Sanctification X - Power of Counteraction

Scripture: Matthew 14:25-33

Sermon preached at Gospel Light Christian Church, Singapore

on 18 March 2001 11 am English service

Introduction: Our Lord Jesus Christ's finished work at the Cross is God's complete solution to the problem of sin. When our Lord completed His mission to solve the problem of sin, He declared "It is finished" (JOH 19:30). Sin's penalty and power had been conquered. However, most Christians see in their own lives a paradox, namely, gross sins (eg,. smoking, gambling, fornication) have been conquered but "genteel" sins (eg. worry, worldliness, bitterness) have not been conquered.

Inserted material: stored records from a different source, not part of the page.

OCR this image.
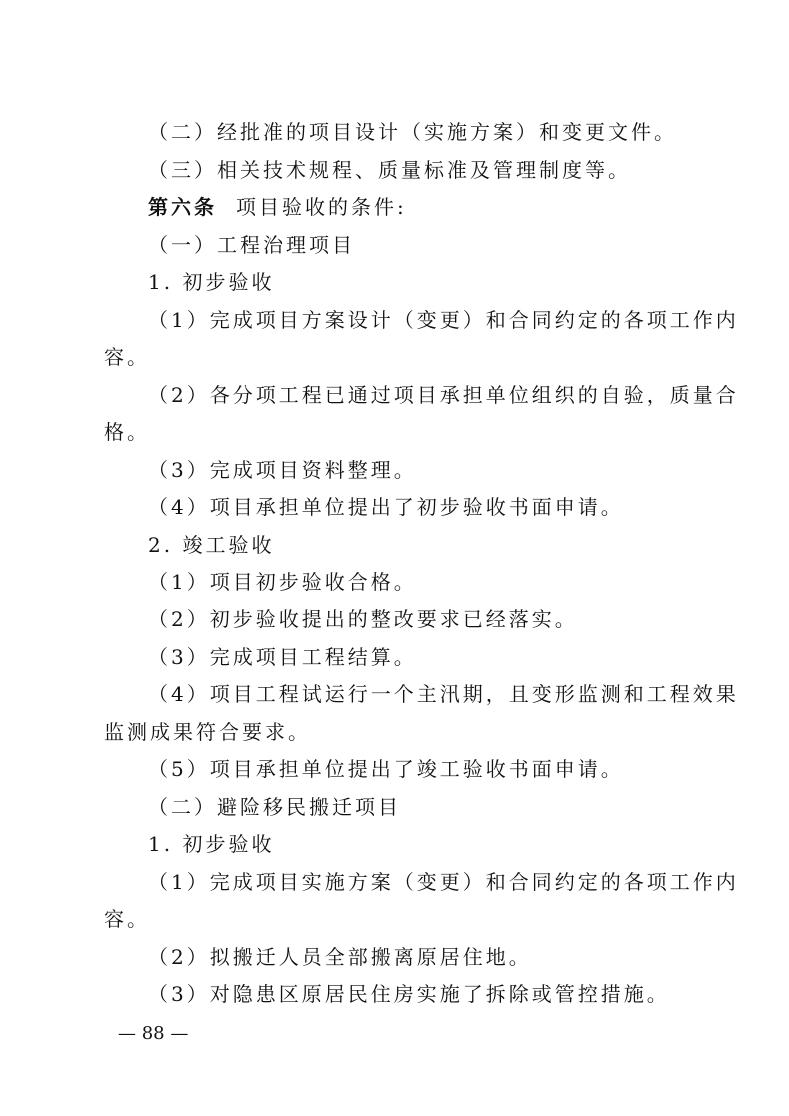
（二）经批准的项目设计（实施方案）和变更文件。
（三）相关技术规程、质量标准及管理制度等。
第六条 项目验收的条件:
（一）工程治理项目
1. 初步验收
（1）完成项目方案设计（变更）和合同约定的各项工作内
容。
（2）各分项工程已通过项目承担单位组织的自验，质量合
格。
（3）完成项目资料整理。
（4）项目承担单位提出了初步验收书面申请。
2. 竣工验收
（1）项目初步验收合格。
（2）初步验收提出的整改要求已经落实。
（3）完成项目工程结算。
（4）项目工程试运行一个主汛期，且变形监测和工程效果
监测成果符合要求。
（5）项目承担单位提出了竣工验收书面申请。
（二）避险移民搬迁项目
1. 初步验收
（1）完成项目实施方案（变更）和合同约定的各项工作内
容。
（2）拟搬迁人员全部搬离原居住地。
（3）对隐患区原居民住房实施了拆除或管控措施。
— 88 —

In fact, many Christians have struggled to overcome their "genteel" sins for prolonged periods, have failed repeatedly and are now content to accept that these sins cannot be conquered.

There are two reasons why these "genteel" sins remain unconquered. Firstly, many Christians mistakenly believe that they are "little" sins and that they may be left alone with little consequences. Secondly, many Christians think that these "little" sins can be conquered by self-effort, unlike their gross sins which they knew needed God's help to overcome. They believed that since they are born again, and are "new creatures" with a regenerated nature (2CO 5:17), they can conquer these sins by their own efforts. Instead they end up like the frustrated man in Romans 7 saying "O wretched man that I am!" (ROM 7:24). Today, we will study the power of the counteraction of the Holy Spirit in us that helps us to overcome our sinful old nature ("For the law of the Spirit of life in Christ Jesus hath made me free from the law of sin and death" ROM 8:2).

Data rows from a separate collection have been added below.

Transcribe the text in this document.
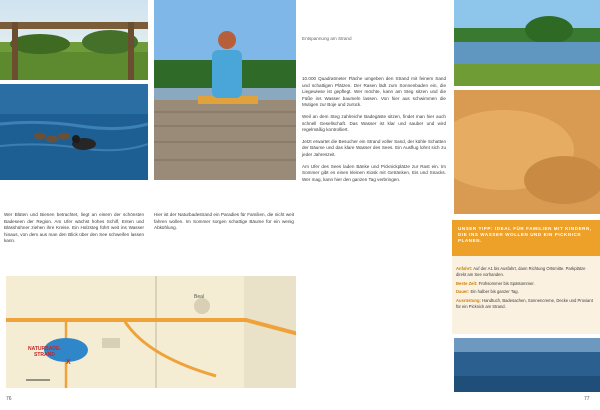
Entspannung am Strand

Wer Blüten und Bienen betrachtet, liegt an einem der schönsten Badeseen der Region. Am Ufer wächst hohes Schilf, Enten und Blässhühner ziehen ihre Kreise. Ein Holzsteg führt weit ins Wasser hinaus, von dem aus man den Blick über den See schweifen lassen kann.

Hier ist der Naturbadestrand ein Paradies für Familien, die nicht weit fahren wollen. Im Sommer sorgen schattige Bäume für ein wenig Abkühlung.

NATURBADE-
STRAND
X
Beal

10.000 Quadratmeter Fläche umgeben den Strand mit feinem Sand und schattigen Plätzen. Der Rasen lädt zum Sonnenbaden ein, die Liegewiese ist gepflegt. Wer möchte, kann am Steg sitzen und die Füße ins Wasser baumeln lassen. Von hier aus schwimmen die Mutigen zur Boje und zurück.

Weil an dem Steg zahlreiche Badegäste sitzen, findet man hier auch schnell Gesellschaft. Das Wasser ist klar und sauber und wird regelmäßig kontrolliert.

Jetzt erwartet die Besucher ein Strand voller Sand, der kühle Schatten der Bäume und das klare Wasser des Sees. Ein Ausflug lohnt sich zu jeder Jahreszeit.

Am Ufer des Sees laden Bänke und Picknickplätze zur Rast ein. Im Sommer gibt es einen kleinen Kiosk mit Getränken, Eis und Snacks. Wer mag, kann hier den ganzen Tag verbringen.

UNSER TIPP: IDEAL FÜR FAMILIEN MIT KINDERN, DIE INS WASSER WOLLEN UND EIN PICKNICK PLANEN.

Anfahrt: Auf der A1 bis Ausfahrt, dann Richtung Ortsmitte. Parkplätze direkt am See vorhanden.

Beste Zeit: Frühsommer bis Spätsommer.

Dauer: Ein halber bis ganzer Tag.

Ausrüstung: Handtuch, Badesachen, Sonnencreme, Decke und Proviant für ein Picknick am Strand.

76	77
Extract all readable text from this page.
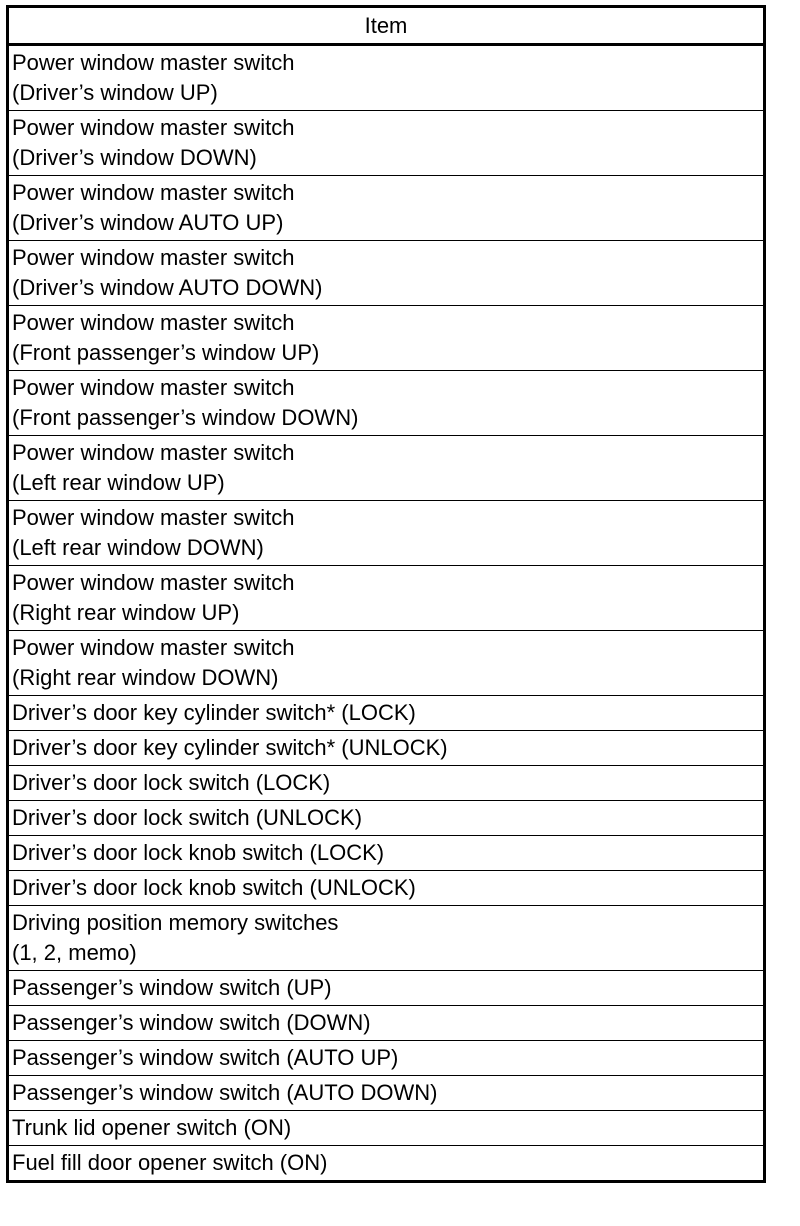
Item

Power window master switch
(Driver’s window UP)

Power window master switch
(Driver’s window DOWN)

Power window master switch
(Driver’s window AUTO UP)

Power window master switch
(Driver’s window AUTO DOWN)

Power window master switch
(Front passenger’s window UP)

Power window master switch
(Front passenger’s window DOWN)

Power window master switch
(Left rear window UP)

Power window master switch
(Left rear window DOWN)

Power window master switch
(Right rear window UP)

Power window master switch
(Right rear window DOWN)

Driver’s door key cylinder switch* (LOCK)

Driver’s door key cylinder switch* (UNLOCK)

Driver’s door lock switch (LOCK)

Driver’s door lock switch (UNLOCK)

Driver’s door lock knob switch (LOCK)

Driver’s door lock knob switch (UNLOCK)

Driving position memory switches
(1, 2, memo)

Passenger’s window switch (UP)

Passenger’s window switch (DOWN)

Passenger’s window switch (AUTO UP)

Passenger’s window switch (AUTO DOWN)

Trunk lid opener switch (ON)

Fuel fill door opener switch (ON)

Peter's victory over drowning: In today's scripture passage, we are told how Peter walked on water. Since Peter's specific gravity was heavier than that of water, he would naturally sink. However, Jesus Christ miraculously exerted a counteracting force to overcome Peter's natural tendency to sink. As long as Peter trusted in Jesus' power to uphold him, he walked on water. However, when strong winds blew, Peter lost faith in Jesus' power to uphold him and began to sink. In other words, Peter's tendency to sink was ever-present and the moment he stopped trusting in Jesus' counteracting power to overcome his tendency to sink, he sank immediately.

We are told to "Walk in the Spirit, and ye shall not fulfill the lust of the flesh. For the flesh lusteth against the Spirit, and the Spirit against the flesh: and these are contrary the one to the other: so that ye cannot do the things that ye would" (GAL 5:16,17). The moment we take our eyes off the Spirit of Christ who dwells in us (GAL. 2:20) and trust in our flesh to overcome our sins, we "cannot do the things that we would" (GAL 5:17). Many Christians pray for God to remove a sin from their lives and think that they are thereafter in a "state of safety" from that sin. They do not realize that the tendency to sin is present throughout their earthly life. So the next time when they are confronted with that temptation, they do not depend on the indwelling Christ to overcome it. They do not realize that they will only "stay afloat" moment by moment as they moment by moment depend on Christ's help.

When we have to keep a 100 kg ball of metal afloat in water, we know that we need a float. However, when we have to keep a 1 gm ball of the same metal afloat, we may be tempted to believe that we can do without a float! This is why our "little" sins remain unconquered.

Conclusion: Peter could have continued to walk on water indefinitely, as long as his "eyes of faith were on Christ. It did not matter how heavy he was because Christ's counteracting power is infinite. We can overcome sin, irrespective of the strength of that sin in our lives, as long as we depend on the indwelling Christ to help us.

In spite of the "boisterous" winds of storm that swept the Sea of Galilee (MAT 14:30), Peter could have continued to walk on water as long as he kept his eyes on the Lord. Similarly, we too can conquer sin in our lives, through faith in Christ, irrespective of our circumstances.

A life of victory over sin is a Christian's rightful heritage (ROM 8:4). This victorious life should be the norm, not the exception. We must not be content with our failure to conquer sin, but shocked at it. Though Christ's power is infinite, our faith in Him is imperfect. Therefore, though we have limitless potential, through the indwelling Christ, to conquer sin, we do not do so because of our imperfect knowledge and faith. Let us, by God's grace, moment by moment, live that life of faith in Him who loved us and gave Himself for us (GAL 2:20). We do not have to fight for victory - we need simply to step into it by faith.


This sermon is part of a series on Sanctification.